What reminds me most of Kentucky, however, is the hospitality. On many levels, it's hospitality squared. Everyone I met on Islay, and specifically everyone at Laphroaig, went out of their way to make sure I was taken care of. Festivals are often like that to the performers, but on Islay, that had nothing to do with the locals' attitudes towards me. They are just genuine please-and-thank-you folks, who treat others as they would like to be treated.
Laphroaig saw hundreds of visitors, perhaps more, in and out of the distillery yesterday, and Butch and I sang all day long. Our sound man, Dougal, kept us laughing, and we played for a bit, breaked for a bit, received our Friends of Laphroaig certificate and official dram, played for a bit, had a dram of Cask Strength Laphroaig, played some more, picnicked on the bay, played some more, climbed through the heather on the rocks by the beach, played some more, explored the distillery, played some more, and talked to loads of people from all over the world. The fabulous Simon (from Laphroaig) took us to a marvelous dinner. I had the vegetarian option: macaroni and cheese with a side of chips (perfectly delicious steak fries). Not the healthiest, but, hey, a day on Islay feels like a week of vacation.
I also partook in a Master Tasting of various Laphroaigs later in evening, as well as enjoyed a private tour of the distillery. I'll write more about the deliciousness of the whiskys in another blog, but let's just say it was wonderful. The variety was impressive, even among the single brand, and the 30-year-old smelled like port wine but tasted like spice. Here's a trick: let a piece of dark chocolate melt in your mouth, then take a sip of good Scotch. The flavor combination is mindblowing.
I was not the only woman in the room, but I was definitely the youngest -- barely older than the Scotch I was drinking. I've decided that I should make it my new mission to introduce the young folks to good Scotch. Maybe I'll hold a Master Tasting at my house. I think there are a lot of bourbon drinkers who would also enjoy Scotch if they actually had a chance to taste the good stuff.

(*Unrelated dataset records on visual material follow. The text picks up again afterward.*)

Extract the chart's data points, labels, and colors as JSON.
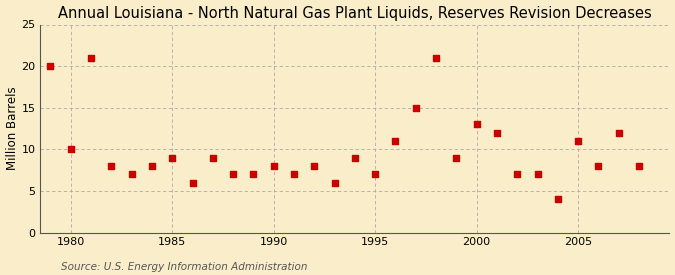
{
  "title": "Annual Louisiana - North Natural Gas Plant Liquids, Reserves Revision Decreases",
  "ylabel": "Million Barrels",
  "source": "Source: U.S. Energy Information Administration",
  "years": [
    1979,
    1980,
    1981,
    1982,
    1983,
    1984,
    1985,
    1986,
    1987,
    1988,
    1989,
    1990,
    1991,
    1992,
    1993,
    1994,
    1995,
    1996,
    1997,
    1998,
    1999,
    2000,
    2001,
    2002,
    2003,
    2004,
    2005,
    2006,
    2007,
    2008
  ],
  "values": [
    20,
    10,
    21,
    8,
    7,
    8,
    9,
    6,
    9,
    7,
    7,
    8,
    7,
    8,
    6,
    9,
    7,
    11,
    15,
    21,
    9,
    13,
    12,
    7,
    7,
    4,
    11,
    8,
    12,
    8
  ],
  "marker_color": "#cc0000",
  "marker_size": 4,
  "background_color": "#faeeca",
  "grid_color": "#aaaaaa",
  "xlim": [
    1978.5,
    2009.5
  ],
  "ylim": [
    0,
    25
  ],
  "yticks": [
    0,
    5,
    10,
    15,
    20,
    25
  ],
  "xticks": [
    1980,
    1985,
    1990,
    1995,
    2000,
    2005
  ],
  "title_fontsize": 10.5,
  "label_fontsize": 8.5,
  "tick_fontsize": 8,
  "source_fontsize": 7.5
}
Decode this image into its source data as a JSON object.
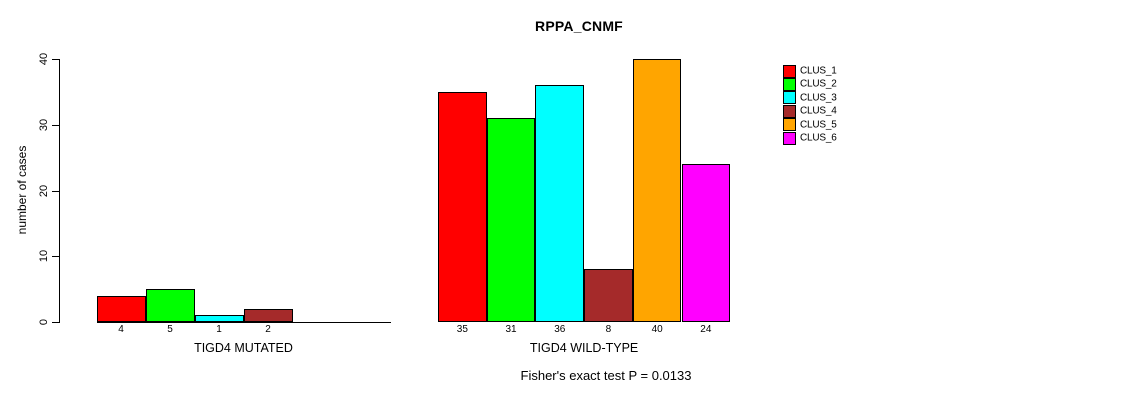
{
  "chart_data": {
    "type": "bar",
    "title": "RPPA_CNMF",
    "ylabel": "number of cases",
    "xlabel": "",
    "ylim": [
      0,
      40
    ],
    "yticks": [
      0,
      10,
      20,
      30,
      40
    ],
    "grid": false,
    "legend_position": "right",
    "categories": [
      "CLUS_1",
      "CLUS_2",
      "CLUS_3",
      "CLUS_4",
      "CLUS_5",
      "CLUS_6"
    ],
    "series_colors": [
      "#FF0000",
      "#00FF00",
      "#00FFFF",
      "#A52A2A",
      "#FFA500",
      "#FF00FF"
    ],
    "groups": [
      {
        "label": "TIGD4 MUTATED",
        "values": [
          4,
          5,
          1,
          2,
          0,
          0
        ],
        "bar_labels": [
          "4",
          "5",
          "1",
          "2",
          "",
          ""
        ]
      },
      {
        "label": "TIGD4 WILD-TYPE",
        "values": [
          35,
          31,
          36,
          8,
          40,
          24
        ],
        "bar_labels": [
          "35",
          "31",
          "36",
          "8",
          "40",
          "24"
        ]
      }
    ],
    "legend": [
      {
        "label": "CLUS_1",
        "color": "#FF0000"
      },
      {
        "label": "CLUS_2",
        "color": "#00FF00"
      },
      {
        "label": "CLUS_3",
        "color": "#00FFFF"
      },
      {
        "label": "CLUS_4",
        "color": "#A52A2A"
      },
      {
        "label": "CLUS_5",
        "color": "#FFA500"
      },
      {
        "label": "CLUS_6",
        "color": "#FF00FF"
      }
    ],
    "footnote": "Fisher's exact test P = 0.0133"
  }
}
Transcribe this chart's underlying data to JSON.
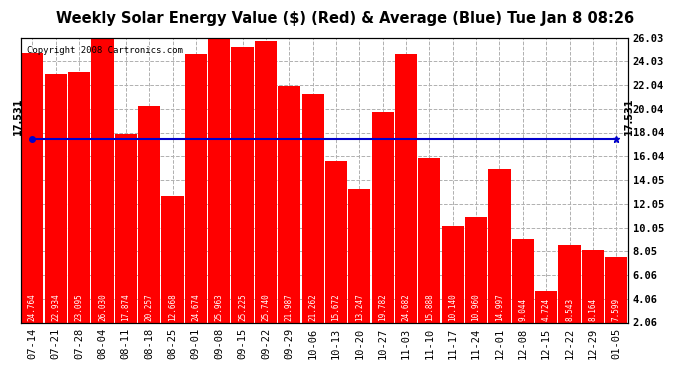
{
  "title": "Weekly Solar Energy Value ($) (Red) & Average (Blue) Tue Jan 8 08:26",
  "copyright": "Copyright 2008 Cartronics.com",
  "categories": [
    "07-14",
    "07-21",
    "07-28",
    "08-04",
    "08-11",
    "08-18",
    "08-25",
    "09-01",
    "09-08",
    "09-15",
    "09-22",
    "09-29",
    "10-06",
    "10-13",
    "10-20",
    "10-27",
    "11-03",
    "11-10",
    "11-17",
    "11-24",
    "12-01",
    "12-08",
    "12-15",
    "12-22",
    "12-29",
    "01-05"
  ],
  "values": [
    24.764,
    22.934,
    23.095,
    26.03,
    17.874,
    20.257,
    12.668,
    24.674,
    25.963,
    25.225,
    25.74,
    21.987,
    21.262,
    15.672,
    13.247,
    19.782,
    24.682,
    15.888,
    10.14,
    10.96,
    14.997,
    9.044,
    4.724,
    8.543,
    8.164,
    7.599
  ],
  "average": 17.531,
  "bar_color": "#ff0000",
  "average_color": "#0000cc",
  "background_color": "#ffffff",
  "grid_color": "#b0b0b0",
  "ylim_min": 2.06,
  "ylim_max": 26.03,
  "yticks": [
    2.06,
    4.06,
    6.06,
    8.05,
    10.05,
    12.05,
    14.05,
    16.04,
    18.04,
    20.04,
    22.04,
    24.03,
    26.03
  ],
  "average_label": "17.531",
  "bar_label_fontsize": 5.5,
  "title_fontsize": 10.5,
  "copyright_fontsize": 6.5,
  "tick_fontsize": 7.5,
  "avg_label_fontsize": 7.0
}
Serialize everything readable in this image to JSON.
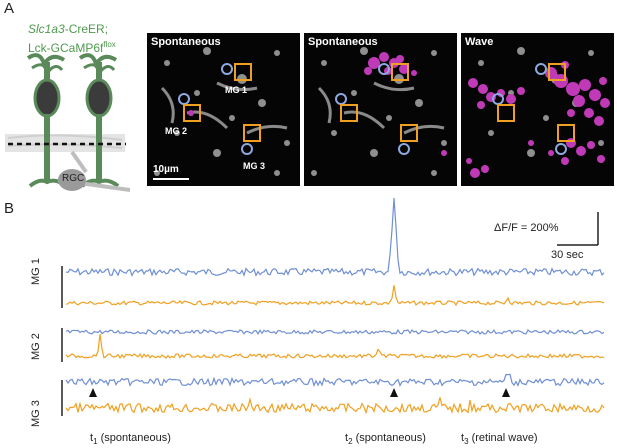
{
  "panel_a": {
    "letter": "A",
    "construct_line1_italic": "Slc1a3",
    "construct_line1_rest": "-CreER;",
    "construct_line2": "Lck-GCaMP6f",
    "construct_sup": "flox",
    "rgc_label": "RGC",
    "colors": {
      "glia": "#5a8a5a",
      "rgc": "#bdbdbd",
      "magenta": "#c03ab8",
      "orange": "#f0a020",
      "blue": "#8ea8e0"
    },
    "images": [
      {
        "title": "Spontaneous"
      },
      {
        "title": "Spontaneous"
      },
      {
        "title": "Wave"
      }
    ],
    "mg_labels": [
      "MG 1",
      "MG 2",
      "MG 3"
    ],
    "scale_bar": "10µm"
  },
  "panel_b": {
    "letter": "B",
    "scale_y": "ΔF/F = 200%",
    "scale_x": "30 sec",
    "rows": [
      "MG 1",
      "MG 2",
      "MG 3"
    ],
    "series_colors": {
      "top": "#6f8fd4",
      "bottom": "#f0a020"
    },
    "markers": [
      {
        "base": "t",
        "sub": "1",
        "rest": " (spontaneous)"
      },
      {
        "base": "t",
        "sub": "2",
        "rest": " (spontaneous)"
      },
      {
        "base": "t",
        "sub": "3",
        "rest": " (retinal wave)"
      }
    ]
  }
}
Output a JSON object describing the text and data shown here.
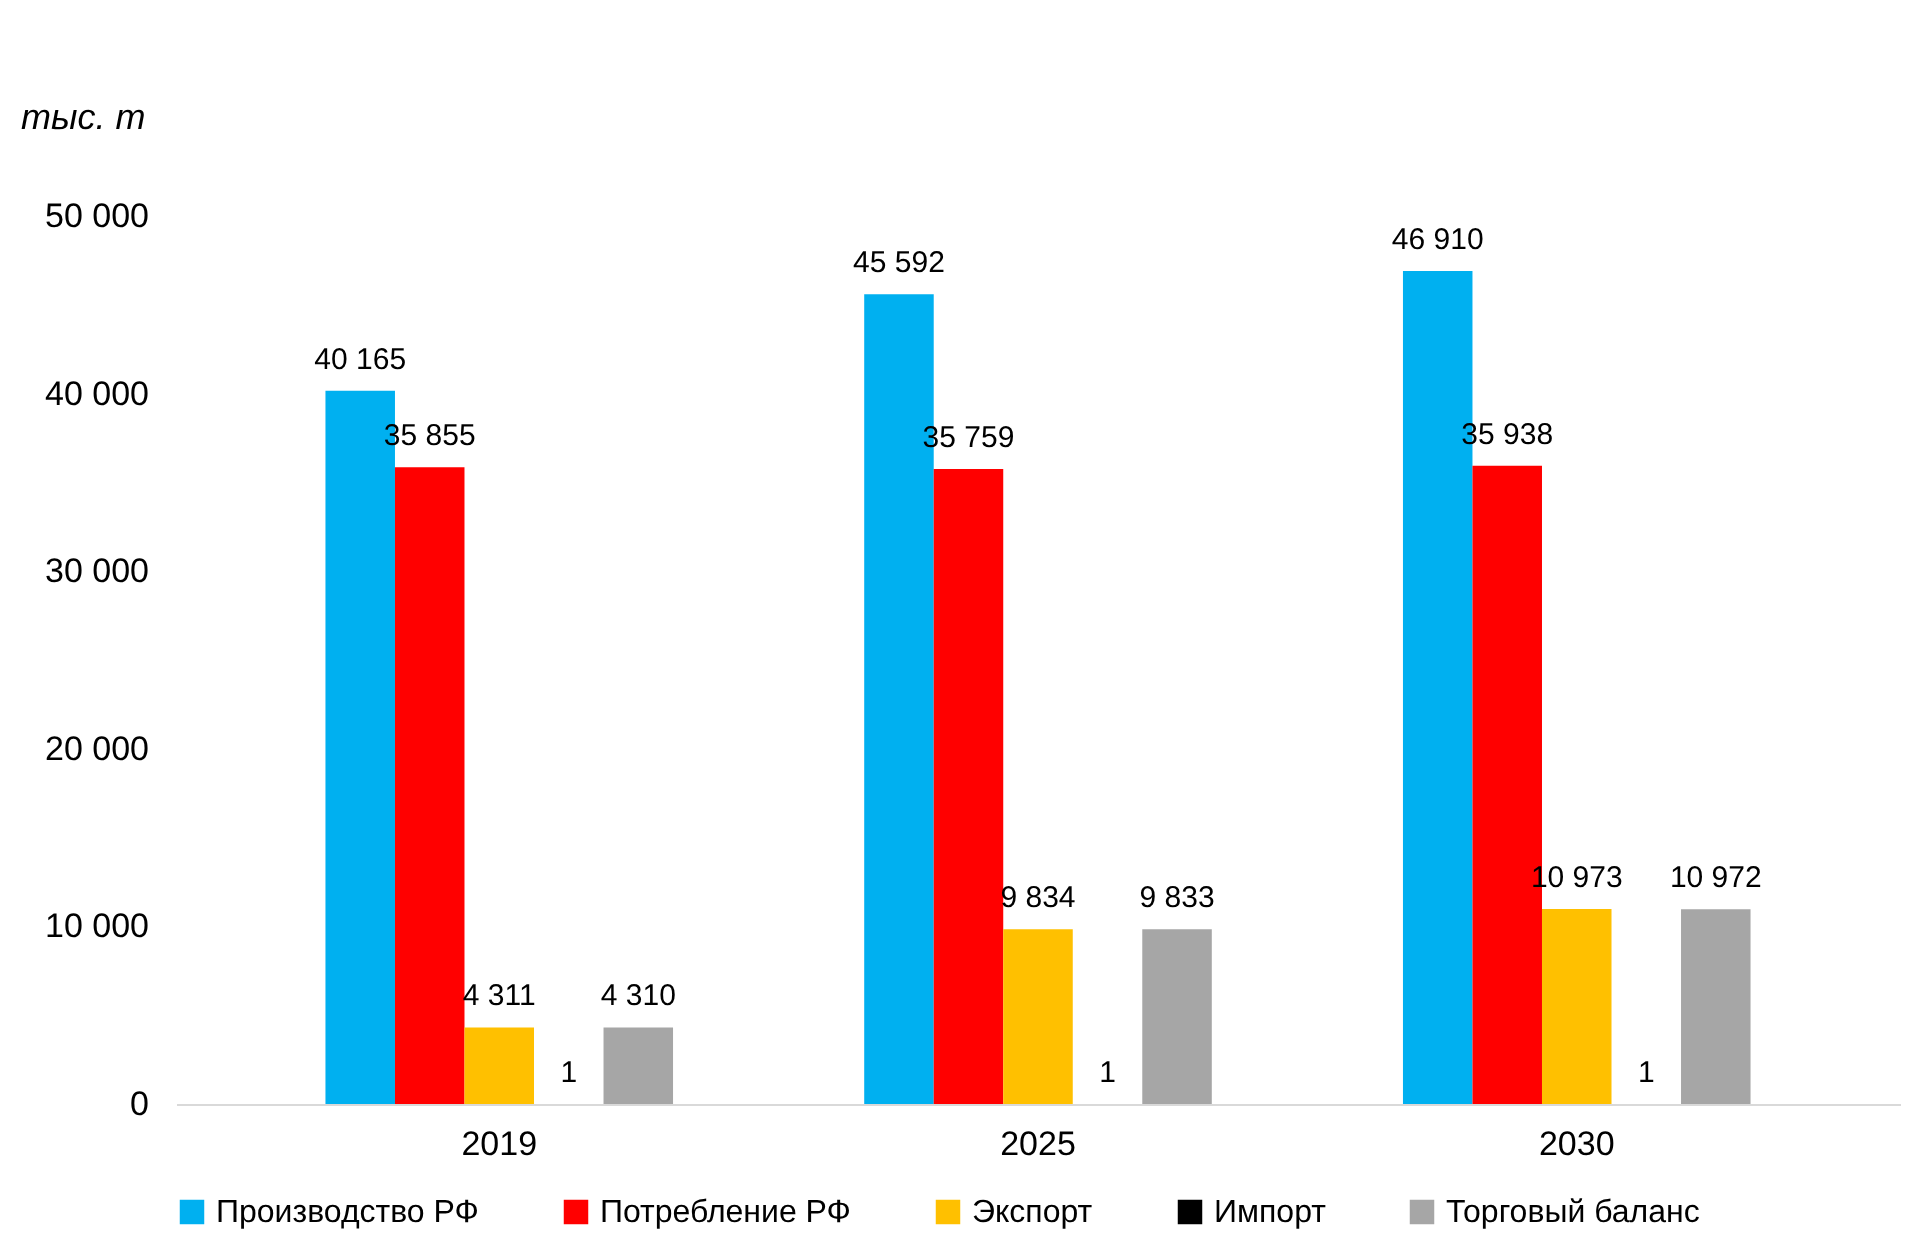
{
  "chart_data": {
    "type": "bar",
    "ylabel": "тыс. т",
    "categories": [
      "2019",
      "2025",
      "2030"
    ],
    "series": [
      {
        "name": "Производство РФ",
        "color": "#00b0f0",
        "values": [
          40165,
          45592,
          46910
        ],
        "value_labels": [
          "40 165",
          "45 592",
          "46 910"
        ]
      },
      {
        "name": "Потребление РФ",
        "color": "#ff0000",
        "values": [
          35855,
          35759,
          35938
        ],
        "value_labels": [
          "35 855",
          "35 759",
          "35 938"
        ]
      },
      {
        "name": "Экспорт",
        "color": "#ffc000",
        "values": [
          4311,
          9834,
          10973
        ],
        "value_labels": [
          "4 311",
          "9 834",
          "10 973"
        ]
      },
      {
        "name": "Импорт",
        "color": "#000000",
        "values": [
          1,
          1,
          1
        ],
        "value_labels": [
          "1",
          "1",
          "1"
        ]
      },
      {
        "name": "Торговый баланс",
        "color": "#a6a6a6",
        "values": [
          4310,
          9833,
          10972
        ],
        "value_labels": [
          "4 310",
          "9 833",
          "10 972"
        ]
      }
    ],
    "ylim": [
      0,
      50000
    ],
    "yticks": [
      0,
      {
        "value": 10000,
        "label": "10 000"
      },
      {
        "value": 20000,
        "label": "20 000"
      },
      {
        "value": 30000,
        "label": "30 000"
      },
      {
        "value": 40000,
        "label": "40 000"
      },
      {
        "value": 50000,
        "label": "50 000"
      }
    ],
    "grid": false,
    "legend": "bottom"
  }
}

Anyway, if you like Laphroaig, consider becoming a Friend of Laphroaig. It's similar to the Maker's Mark Ambassador program, and they give you a lifetime lease on a single square foot of land in Islay. I signed up immediately after my last gig in Glasgow, when Matt and Peter from BluesBunny.com introduced me to the magic of Islay whisky. When you visit the distillery -- and I'm pushing for a big group of Kentuckians to come over with me for next year's festival -- you can visit your land and collect your rent in the form of a dram of Laphroaig 10-year-old. Who's in?